Granted, that was me just as much as them. I sadly watched one cherished friendship become irreparably damaged because of my own foolishness. My friend, upon expecting his first child, did the second stupidest thing in the history of the world: he came to me and told me he valued my objective opinion as he entered this unknown territory called raising children, and so he welcomed my input. And then I did the stupidest thing in history: I believed him. The first time I offered my opinion was also pretty much the last time, and it was the beginning of the end.
But I believe I had grounds for frustration as well. I understood that his children were the most important thing in his life, but they weren’t the most important thing in mine. We used to get together to play cards or go to nice restaurants, and that ended with children. I didn’t always want to eat at places where the menus could be turned into pirate hats, nor have a nice evening interrupted every five minutes with shouting at the kids to get ready for bed. But when I dared suggest that it would be nice once in a while to do something without the kids, he reacted as though I had punched him in the face. That was really the end. And I didn’t understand it.

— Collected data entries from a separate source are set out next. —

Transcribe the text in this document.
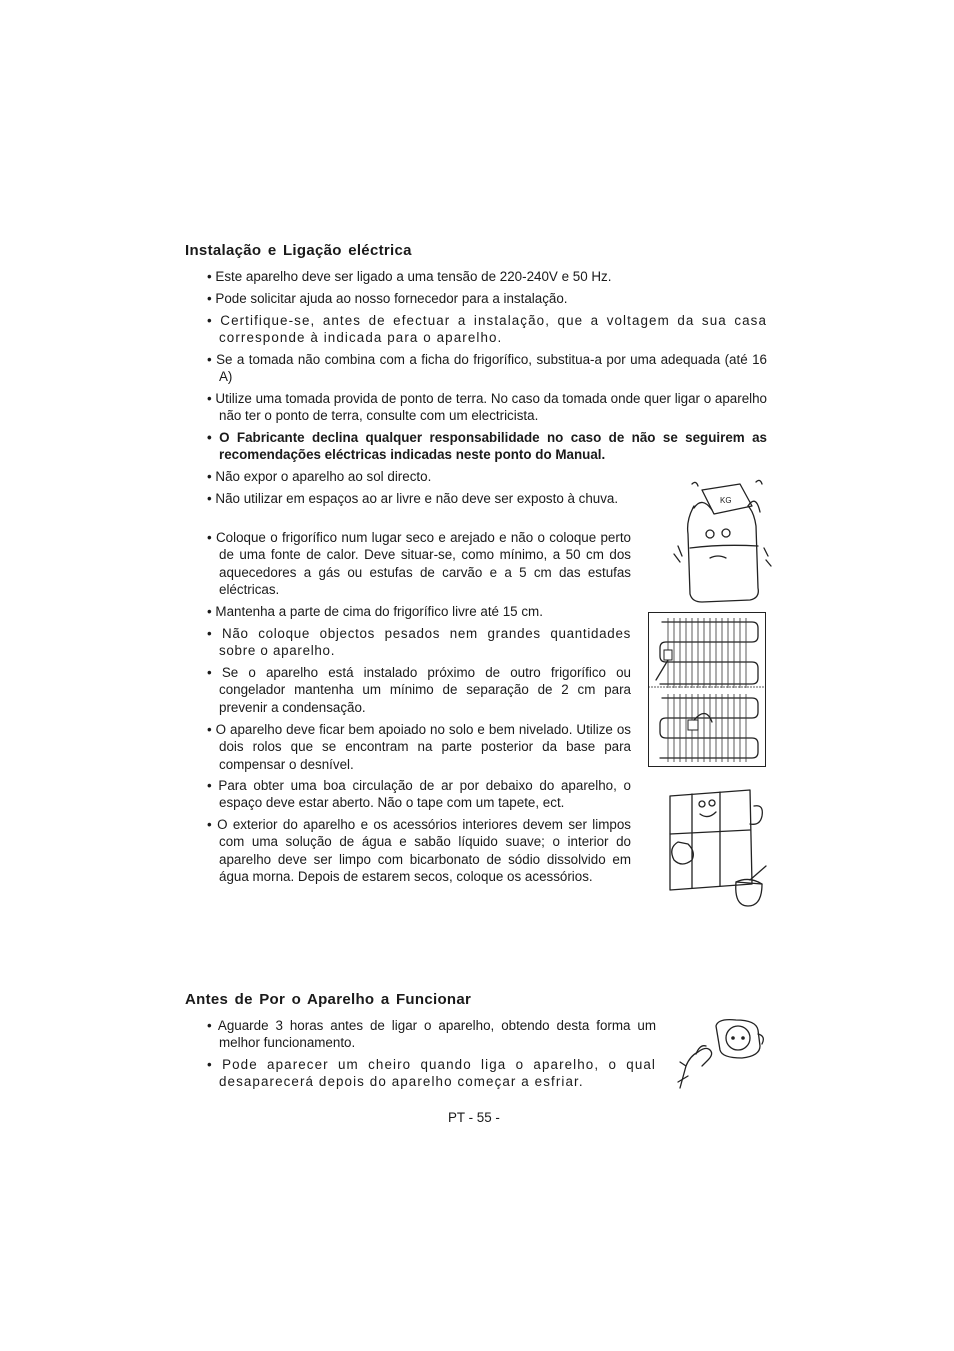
Instalação e Ligação eléctrica
• Este aparelho deve ser ligado a uma tensão de 220-240V e 50 Hz.
• Pode solicitar ajuda ao nosso fornecedor para a instalação.
• Certifique-se, antes de efectuar a instalação, que a voltagem da sua casa corresponde à indicada para o aparelho.
• Se a tomada não combina com a ficha do frigorífico, substitua-a por uma adequada (até 16 A)
• Utilize uma tomada provida de ponto de terra. No caso da tomada onde quer ligar o aparelho não ter o ponto de terra, consulte com um electricista.
• O Fabricante declina qualquer responsabilidade no caso de não se seguirem as recomendações eléctricas indicadas neste ponto do Manual.
• Não expor o aparelho ao sol directo.
• Não utilizar em espaços ao ar livre e não deve ser exposto à chuva.
• Coloque o frigorífico num lugar seco e arejado e não o coloque perto de uma fonte de calor. Deve situar-se, como mínimo, a 50 cm dos aquecedores a gás ou estufas de carvão e a 5 cm das estufas eléctricas.
• Mantenha a parte de cima do frigorífico livre até 15 cm.
• Não coloque objectos pesados nem grandes quantidades sobre o aparelho.
• Se o aparelho está instalado próximo de outro frigorífico ou congelador mantenha um mínimo de separação de 2 cm para prevenir a condensação.
• O aparelho deve ficar bem apoiado no solo e bem nivelado. Utilize os dois rolos que se encontram na parte posterior da base para compensar o desnível.
• Para obter uma boa circulação de ar por debaixo do aparelho, o espaço deve estar aberto. Não o tape com um tapete, ect.
• O exterior do aparelho e os acessórios interiores devem ser limpos com uma solução de água e sabão líquido suave; o interior do aparelho deve ser limpo com bicarbonato de sódio dissolvido em água morna. Depois de estarem secos, coloque os acessórios.
Antes de Por o Aparelho a Funcionar
• Aguarde 3 horas antes de ligar o aparelho, obtendo desta forma um melhor funcionamento.
• Pode aparecer um cheiro quando liga o aparelho, o qual desaparecerá depois do aparelho começar a esfriar.
PT - 55 -
KG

He told me I had no idea what it was like to have children. Fair enough, but when I told him he had no idea what my perspective was, he laughed and told me that he knew what it was like to not have children, having once been there himself. I pointed out that was not entirely correct; he simply knew what it was like to not have children…yet. But my choice to never have children while everyone around me did was something he could never understand. It became clear to me, however, that the distinction was lost on him and ultimately it was something he had no interest in understanding.
I believe that was an extreme case, and other relationships with friends with children have been less strained. But that may be because I learned from my mistakes. I came to accept that we were going different ways, and to not try to hold onto something that was gone. But as the years have passed, I have gained a new perspective. My friends’ children have gotten older and I have seen the rewards of being parents. I know I made the right decision, but that doesn’t mean I don’t look back and say, “what if?” I don’t trust anyone who’s absolutely certain about how they resolved a tough decision. You can make the right choice, but that doesn’t mean you don’t have moments of doubt. And regret.
In recent years children have become very important to me. Is this my decision catching up with me? Hard to say. But I suspect part of my passion for what I am writing comes from the attachment I feel for the young characters I have created. Nick has turned out to be more autobiographical than I intended. I really feel for Tanya and her struggles. And from the first minute I wrote Robin, she crawled into my heart and latched on and will never let go. They are, I suppose, my children. I know that seems strange, but that’s where I am. We all make our choices on our own terms, and live with them. They are neither right nor wrong, they are simply who we are.